The first time it happened I was taken aback.
A Canada Revenue Agency employee approached me after I had given a talk to a community group in Charlottetown about tax havens. She shared her frustrations and concerns. Mismanagement and misplaced priorities, she said, were hobbling the capacity of the agency to do a good job on behalf of Canadians. Staff were being forced to throw the book at ordinary taxpayers who had simply made small errors in their tax returns. They were no longer able to exercise discretion or arrange for more flexible payment plans. Meanwhile, big time tax cheats were getting off lightly.
Over the next six months it happened again and again. Toronto. Saskatoon. Victoria. The stories varied. But the themes were the same. We couldn’t ignore them.
The result is What is Wrong at the CRA? And How to Fix It. It is based on interviews with 28 current and recently retired tax professionals at Canada’s national revenue agency. Temperamentally, this group of people plays by the rules. And they were very aware of a code of ethics that threatens discipline for even the most general discussion of how well you think your agency is serving the public. Yet, they were willing to take this risk in order to blow the whistle on what they saw.
What they revealed wasn’t pretty.
Many said that major investigations or prosecutions against large companies and wealthy individuals had been dropped for reasons that were unclear to them. They spoke repeatedly of lobbyists and politicians intervening during the investigative process. They were perplexed and frustrated when their superiors spiked these cases — many of which had millions of dollars in back taxes at stake.

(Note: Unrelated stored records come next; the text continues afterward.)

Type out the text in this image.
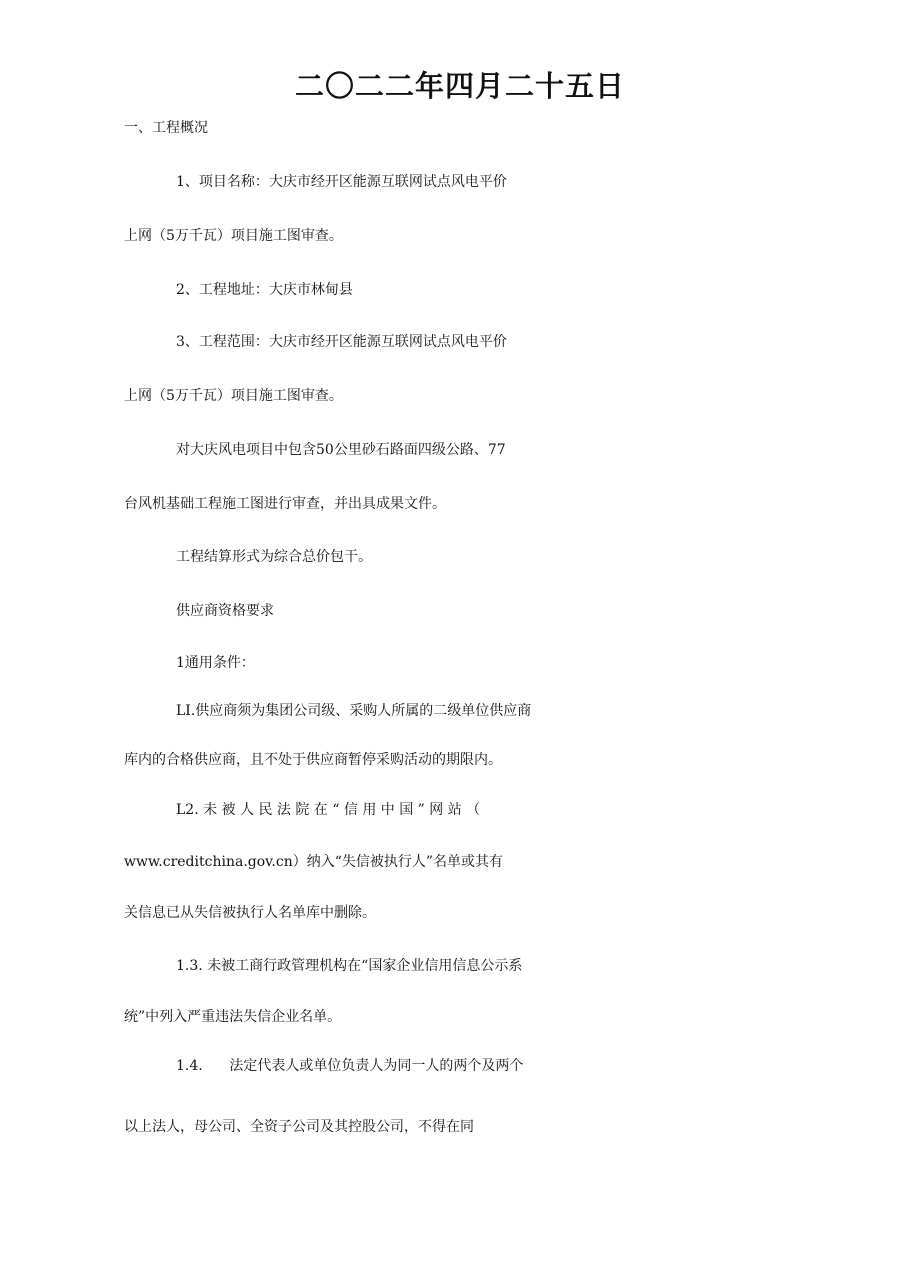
二〇二二年四月二十五日
一、工程概况
1、项目名称：大庆市经开区能源互联网试点风电平价
上网（5万千瓦）项目施工图审查。
2、工程地址：大庆市林甸县
3、工程范围：大庆市经开区能源互联网试点风电平价
上网（5万千瓦）项目施工图审查。
对大庆风电项目中包含50公里砂石路面四级公路、77
台风机基础工程施工图进行审查，并出具成果文件。
工程结算形式为综合总价包干。
供应商资格要求
1通用条件：
LI.供应商须为集团公司级、采购人所属的二级单位供应商
库内的合格供应商，且不处于供应商暂停采购活动的期限内。
L2. 未 被 人 民 法 院 在 “ 信 用 中 国 ” 网 站 （
www.creditchina.gov.cn）纳入“失信被执行人”名单或其有
关信息已从失信被执行人名单库中删除。
1.3. 未被工商行政管理机构在“国家企业信用信息公示系
统”中列入严重违法失信企业名单。
1.4.      法定代表人或单位负责人为同一人的两个及两个
以上法人，母公司、全资子公司及其控股公司，不得在同
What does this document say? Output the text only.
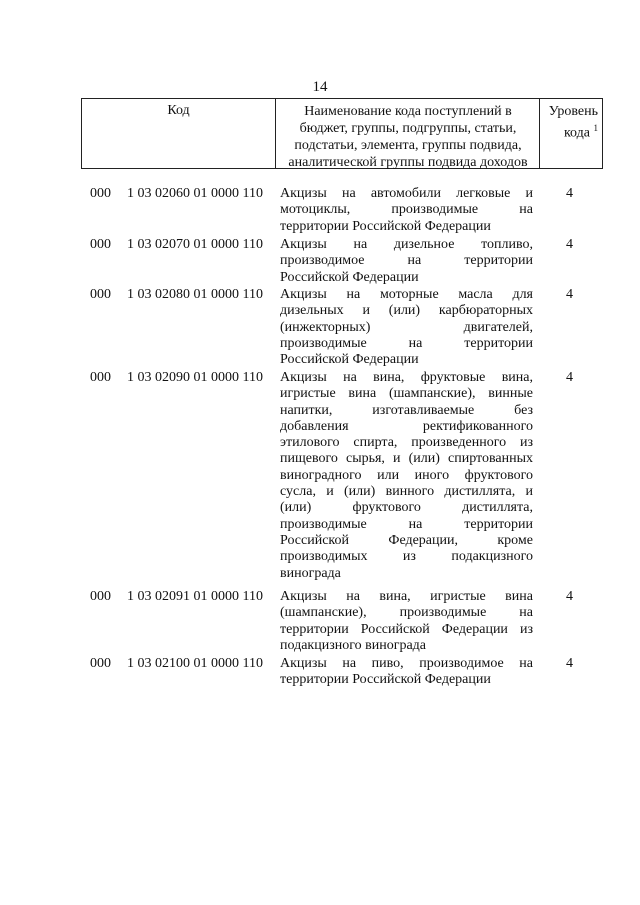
14
Код	Наименование кода поступлений в
бюджет, группы, подгруппы, статьи,
подстатьи, элемента, группы подвида,
аналитической группы подвида доходов
Уровень
кода $^1$
000 1 03 02060 01 0000 110 Акцизы на автомобили легковые и
мотоциклы, производимые на
территории Российской Федерации
4
000 1 03 02070 01 0000 110 Акцизы на дизельное топливо,
производимое на территории
Российской Федерации
4
000 1 03 02080 01 0000 110 Акцизы на моторные масла для
дизельных и (или) карбюраторных
(инжекторных) двигателей,
производимые на территории
Российской Федерации
4
000 1 03 02090 01 0000 110 Акцизы на вина, фруктовые вина,
игристые вина (шампанские), винные
напитки, изготавливаемые без
добавления ректификованного
этилового спирта, произведенного из
пищевого сырья, и (или) спиртованных
виноградного или иного фруктового
сусла, и (или) винного дистиллята, и
(или) фруктового дистиллята,
производимые на территории
Российской Федерации, кроме
производимых из подакцизного
винограда
4
000 1 03 02091 01 0000 110 Акцизы на вина, игристые вина
(шампанские), производимые на
территории Российской Федерации из
подакцизного винограда
4
000 1 03 02100 01 0000 110 Акцизы на пиво, производимое на
территории Российской Федерации
4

Most expressed concern about the staff layoffs, shutdown of enforcement offices across the country and the confusion engendered by seemingly endless reorganization efforts.
Some worried about the high attrition rates of their colleagues — experienced professionals. There was some cynicism about how investigators or auditors could find themselves on the end of not so subtle job offers from the same firms they were investigating.
There’s much more. But these concerns alone warrant an investigation by Minister of National Revenue Diane Lebouthillier.
There is little argument that Canadians deserve a fair tax system.
When she agreed to take the job, Lebouthillier got a detailed letter from the prime minister outlining his expectations for transparency and accountability:
“It is my expectation that we will deliver real results and professional government to Canadians. I will expect ministers to: track and report on the progress of our commitments; assess the effectiveness of our work; and align our resources with priorities, in order to get the results we want and Canadians deserve.”
Trudeau also promised in an open letter to public servants that “We will introduce a significant overhaul of the Canada Revenue Agency (CRA), including doing more to combat international tax evasion, and ending the political harassment of charities.”
There is little argument that Canadians deserve a fair tax system. It is unacceptable that there be even the slightest perception that corporations and wealthy individuals can avoid tax investigations by hiring a lobbyist or high-priced tax lawyer. The minister should be demanding answers — on behalf of all Canadians — from her senior managers.
During the course of our interviews we were struck by the fear and mistrust that these 28 professionals had about coming forward. Theirs weren’t personal vendettas. They were concerned about the integrity of a tax system they had served for decades.
There is $199 Billion of Canadian money in tax havens. Most of it untaxed. That figure has grown in tandem with the diminished capacity — or political will — to keep up with multinationals and wealthy Canadians who use tax havens to avoid paying their share.
Canada is bleeding money because our tax system hasn’t caught up to 21st century practices.
It flies in the face of fiscal prudence that government has no data on shortfalls in tax revenues from the unchecked use of tax havens and other profit shifting schemes. But tax justice watchdogs estimate an annual loss of $6 to $10 billion from this practice. Few of these Canadian cases are being pursued — a fact that is well-known in the international tax avoidance industry.
Politically, Canadians are currently onside with the concept of deficits to finance needed infrastructure. But the prime minister and Madame Lebouthillier should not underestimate Canadians’ ability to do math. It makes little sense to run a $10 billion deficit, if we lose nearly that much every year to unchecked tax schemes that line the pockets of the powerful.
Canada is bleeding money because our tax system hasn’t caught up to 21st century practices. An overhaul is long overdue.
The report recommends these measures to help fix the CRA:
• Prioritize and prosecute large tax cheaters
• Boost the audit, investigative and compliance capacity of the CRA
• Close tax loopholes and improve corporate tax laws
• Support production of a Tax Gap Report
• Become a leader in global efforts to tackle tax havens and reform corporate tax rules, including championing the interests of developing countries in tax justice.
We hope that our new report will help the Liberal government on how they could carry through on their promised overhaul.